The State’s Favouritism
The authorities grant Islam and Muslims incredible favours and privileges while denying the indigenous population the same rights. These include financial aid for the construction of mosques, special menus, the establishment of prayer rooms in companies and the arrangement of different working hours, the Belkacem pro-Islamic reform of our educational system, leniency or impunity for Muslim criminals (which applies to anti-French and anti-Semitic websites as well), special schedules for women’s use of swimming pools, organising receptions in various municipalities to celebrate Ramadan, favouritism, subsidies and privileges for Muslim institutions, associations and authorities, the practice of positive discrimination in the employment sphere and that of social housing (in the name of ‘diversity’), tolerance and support for the opening of Muslim colleges and religious schools where radical Islam is freely advocated, etc.
Examples of the submission of European elites to the Islamic invaders abound, symbolising a frightening kind of cowardice: Real Madrid removed the cross from its logo so as not to shock its sponsor, the National Bank of Abu Dhabi. Will one abolish the traditional Corsican banner showing a decapitated Moor’s head (in memory of the atrocities committed by Barbary pirates in the Mediterranean, who were then beaten back by the Corsicans)? Such polished submission is noticeable in our politicians’ declarations. Laurent Fabius has said that ‘Daesh has nothing to do with Islam, which is a religion of peace.’ A religion of peace, really? Has he read the Koran?
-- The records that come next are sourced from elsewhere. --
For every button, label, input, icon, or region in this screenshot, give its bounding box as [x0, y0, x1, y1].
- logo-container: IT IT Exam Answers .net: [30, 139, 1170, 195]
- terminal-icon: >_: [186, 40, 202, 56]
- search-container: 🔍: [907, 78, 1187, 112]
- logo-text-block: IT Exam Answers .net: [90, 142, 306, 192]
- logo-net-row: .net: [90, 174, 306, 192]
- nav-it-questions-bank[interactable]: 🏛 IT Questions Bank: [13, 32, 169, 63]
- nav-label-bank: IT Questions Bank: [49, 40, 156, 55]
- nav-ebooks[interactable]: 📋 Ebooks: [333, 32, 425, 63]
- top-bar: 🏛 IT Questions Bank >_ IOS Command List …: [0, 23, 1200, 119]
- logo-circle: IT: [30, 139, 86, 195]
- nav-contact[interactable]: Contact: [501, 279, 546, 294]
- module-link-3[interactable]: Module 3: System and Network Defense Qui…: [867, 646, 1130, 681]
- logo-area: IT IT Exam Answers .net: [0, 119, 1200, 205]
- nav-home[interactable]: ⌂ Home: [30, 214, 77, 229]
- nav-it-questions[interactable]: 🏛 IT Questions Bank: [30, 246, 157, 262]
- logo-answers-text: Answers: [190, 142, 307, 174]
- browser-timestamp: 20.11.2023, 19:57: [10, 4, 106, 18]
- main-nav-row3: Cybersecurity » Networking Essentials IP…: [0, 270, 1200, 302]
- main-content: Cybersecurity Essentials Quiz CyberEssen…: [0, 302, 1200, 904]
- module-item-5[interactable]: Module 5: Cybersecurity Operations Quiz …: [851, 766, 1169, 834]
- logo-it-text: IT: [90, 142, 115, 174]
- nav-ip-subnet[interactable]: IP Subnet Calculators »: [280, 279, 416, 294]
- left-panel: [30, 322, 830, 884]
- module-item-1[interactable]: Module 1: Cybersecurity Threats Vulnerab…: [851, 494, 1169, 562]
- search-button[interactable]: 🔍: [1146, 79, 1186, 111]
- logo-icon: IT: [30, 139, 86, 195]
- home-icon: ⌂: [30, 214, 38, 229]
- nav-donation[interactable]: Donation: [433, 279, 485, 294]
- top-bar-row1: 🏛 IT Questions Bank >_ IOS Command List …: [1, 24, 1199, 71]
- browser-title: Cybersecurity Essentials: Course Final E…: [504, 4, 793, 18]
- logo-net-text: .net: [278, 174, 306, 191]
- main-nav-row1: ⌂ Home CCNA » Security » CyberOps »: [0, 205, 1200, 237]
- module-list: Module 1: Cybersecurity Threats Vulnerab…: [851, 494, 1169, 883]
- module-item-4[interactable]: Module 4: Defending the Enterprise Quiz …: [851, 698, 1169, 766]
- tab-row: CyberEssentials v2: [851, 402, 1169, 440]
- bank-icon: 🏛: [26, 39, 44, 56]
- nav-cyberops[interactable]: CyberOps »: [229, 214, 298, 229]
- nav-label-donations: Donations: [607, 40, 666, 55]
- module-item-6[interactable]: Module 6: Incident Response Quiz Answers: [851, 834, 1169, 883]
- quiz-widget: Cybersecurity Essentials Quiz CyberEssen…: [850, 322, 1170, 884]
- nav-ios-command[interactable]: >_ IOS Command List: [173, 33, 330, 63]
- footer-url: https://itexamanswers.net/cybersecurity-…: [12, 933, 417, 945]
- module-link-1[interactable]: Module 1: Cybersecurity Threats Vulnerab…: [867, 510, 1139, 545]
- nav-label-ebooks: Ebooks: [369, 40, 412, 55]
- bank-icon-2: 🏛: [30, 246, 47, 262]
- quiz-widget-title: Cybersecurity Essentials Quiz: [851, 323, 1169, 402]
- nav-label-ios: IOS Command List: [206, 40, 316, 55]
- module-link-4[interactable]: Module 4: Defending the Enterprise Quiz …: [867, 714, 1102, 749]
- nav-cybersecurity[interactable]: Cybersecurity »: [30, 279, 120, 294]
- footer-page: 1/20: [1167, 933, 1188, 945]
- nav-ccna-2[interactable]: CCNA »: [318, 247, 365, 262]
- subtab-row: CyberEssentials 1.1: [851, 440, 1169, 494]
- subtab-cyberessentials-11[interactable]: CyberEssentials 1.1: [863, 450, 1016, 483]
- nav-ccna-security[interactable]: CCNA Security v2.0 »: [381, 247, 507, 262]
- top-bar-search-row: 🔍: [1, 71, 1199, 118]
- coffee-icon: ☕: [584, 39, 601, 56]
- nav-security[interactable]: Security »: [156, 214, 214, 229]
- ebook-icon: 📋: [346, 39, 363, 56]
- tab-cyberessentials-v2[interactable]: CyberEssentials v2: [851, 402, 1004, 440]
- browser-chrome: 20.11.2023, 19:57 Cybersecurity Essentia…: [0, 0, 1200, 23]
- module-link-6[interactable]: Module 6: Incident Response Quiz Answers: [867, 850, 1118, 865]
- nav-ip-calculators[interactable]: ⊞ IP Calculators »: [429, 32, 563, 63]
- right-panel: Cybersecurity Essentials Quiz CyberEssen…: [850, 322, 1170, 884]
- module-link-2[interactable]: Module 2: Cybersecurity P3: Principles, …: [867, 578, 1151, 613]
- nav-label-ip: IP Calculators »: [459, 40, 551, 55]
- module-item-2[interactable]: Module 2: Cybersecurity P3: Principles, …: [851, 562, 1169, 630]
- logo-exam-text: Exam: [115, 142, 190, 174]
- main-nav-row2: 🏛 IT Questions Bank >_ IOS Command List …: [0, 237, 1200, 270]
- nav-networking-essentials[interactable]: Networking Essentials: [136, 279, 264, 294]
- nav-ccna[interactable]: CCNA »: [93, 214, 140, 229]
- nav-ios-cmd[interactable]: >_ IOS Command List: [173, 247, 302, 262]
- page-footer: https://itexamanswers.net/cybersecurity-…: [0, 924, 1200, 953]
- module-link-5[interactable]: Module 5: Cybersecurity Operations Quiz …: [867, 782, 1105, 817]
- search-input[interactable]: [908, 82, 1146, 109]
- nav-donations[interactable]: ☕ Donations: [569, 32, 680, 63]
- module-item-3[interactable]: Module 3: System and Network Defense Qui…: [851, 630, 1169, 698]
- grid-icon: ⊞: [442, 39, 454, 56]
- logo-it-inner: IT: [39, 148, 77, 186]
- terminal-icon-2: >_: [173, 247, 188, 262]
And Manuel Valls once stated the following: ‘The Islamic State does not represent Islam.’ It is like saying: ‘Hitler does not represent National Socialism’, or ‘Stalinism bears no connection to Communism’. Such a denial of reality at the hands of those collaborators is mind-blowing.
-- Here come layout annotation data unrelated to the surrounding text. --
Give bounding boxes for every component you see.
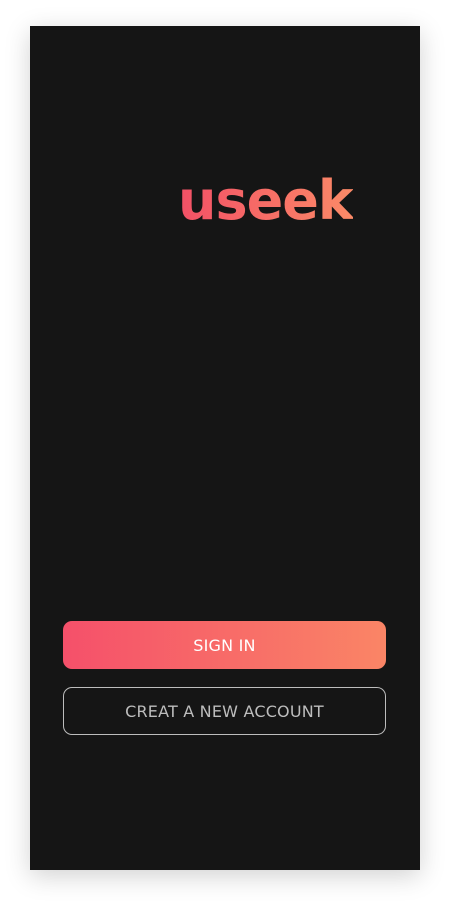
app-screen: useek SIGN IN CREAT A NEW ACCOUNT: [30, 26, 420, 870]
sound-wave-m-icon: [103, 161, 177, 247]
create-account-button[interactable]: CREAT A NEW ACCOUNT: [63, 687, 386, 735]
sign-in-button[interactable]: SIGN IN: [63, 621, 386, 669]
app-logo: useek: [102, 158, 354, 248]
logo-wordmark: useek: [178, 166, 354, 236]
‘Positive discrimination’, based on ethno-religious criteria and at odds with the republican concept of individual equality, has long been practiced, but has picked up pace since the Socialist Party took power, a fact that the brilliant Natacha Polony seems unable to grasp. In her article entitled What if France finally addressed the children of immigrants? (Le Figaro, 22/02/2014), she surrenders to the naive illusion of possible integration. She attributes the failure of ‘integration’ to the fact that politicians do not speak to the children of immigrants sufficiently and neglect them: ‘All the young people of Maghrebian or Sub-Saharan origin, who define themselves increasingly as Muslims [...], are under the impression that France is a bad mother to them’. These young people are said to harbour the sentiment ‘that they are not always considered fully French’. She deplores ‘the total absence of action — and of discourse, even — towards such populations’. Although Right-oriented, she criticises ‘the frustrations and real problems regarding discrimination in the employment or housing sphere’, harping on things in the leftist intelligentsia’s typical vulgate. She demands a ‘specific policy against genuine cases of discrimination’ and ‘massive investments’, i.e. the famous ‘Marshall Plan for the suburbs’. She concludes, in a completely romantic and hollow surge of ideas, that what we need is ‘to find verbal inspiration, one that gives hope and unites people under a common vision’.